Her doctor tells her that “dementia isn’t a disease that just goes away. This lucidity you are experiencing will be temporary. A Few hours if we’re lucky.” They want her to stay put in the dementia ward, but she has other ideas. She escapes, flags a cab and returns to her old life, or whatever is left of it. For June, it’s as if the last five years never happened, but life has moved on.

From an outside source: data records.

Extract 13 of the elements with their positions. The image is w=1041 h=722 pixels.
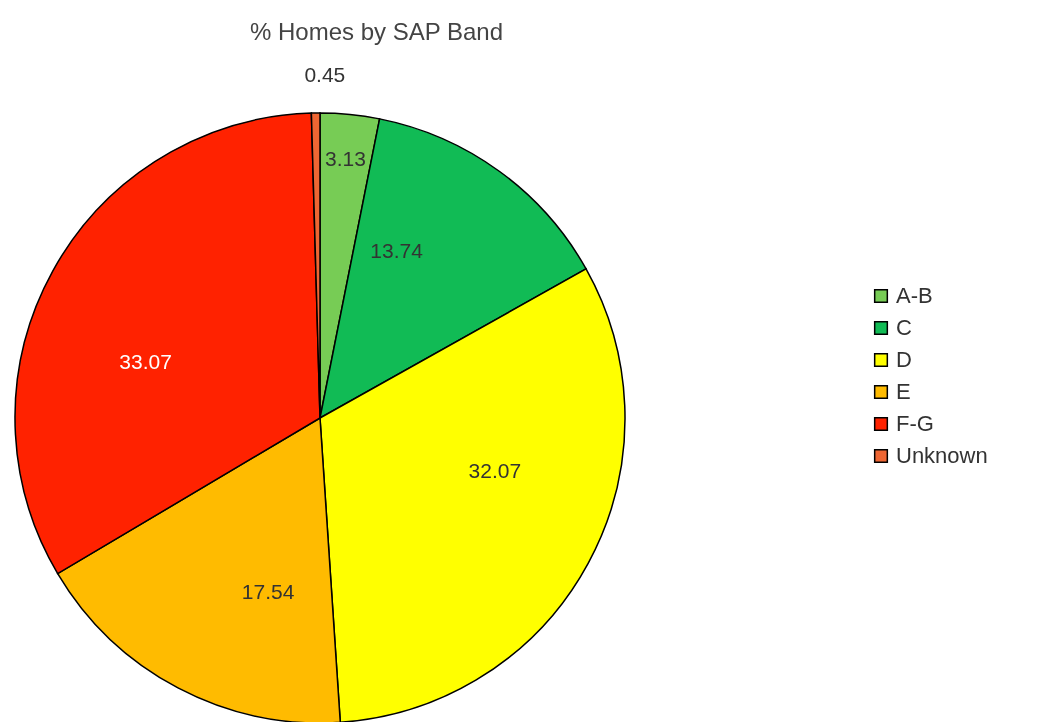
chart-title: % Homes by SAP Band	[250, 18, 504, 45]
data-label: 33.07	[119, 349, 172, 373]
data-label: 32.07	[468, 459, 522, 483]
legend-label: C	[896, 315, 912, 340]
data-label: 17.54	[241, 580, 295, 604]
legend-label: F-G	[896, 411, 934, 436]
data-label: 3.13	[325, 147, 366, 170]
legend-label: E	[896, 379, 911, 404]
legend-label: A-B	[896, 283, 933, 308]
legend-label: Unknown	[896, 443, 988, 468]
data-label: 0.45	[304, 63, 346, 87]
data-label: 13.74	[370, 238, 424, 262]
legend-label: D	[896, 347, 912, 372]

Her high end, handcrafted wallpaper store, is in shambles, her son Devon (Stephen Curry) dropped out of school and got divorced, daughter Ginny (Claudia Karvan) lets her husband and kids walk all over her and grandson Piers (Otis Dhanji) has been badly injured in an accident. “Is there anything that hasn’t fallen apart in this family?” June asks. “I think I came back just in time.” With the clock ticking and an unsure future, June begins a new lease on life.
“June Again” finds the balance between drama and humour in its examination of June’s rebirth. The question of her dementia is treated respectfully, but not with kid gloves. June is a gritty character, who toggles between lucidity and confusion, but Hazlehurst embodies her. She creates a vivid portrait of the person June once was and the woman she is now. It is a feisty but sensitive performance with edge and heart.
There is a lot going on in “June Again.” A mother and daughter subplot dominates the film’s middle, while family dynamics and June’s fragile grip on current events keep the story moving forward. There are moments of emotional manipulation but the strong cast, particularly Hazlehurst and Karvan, defy stereotypes and subvert the movie’s more predictable twists.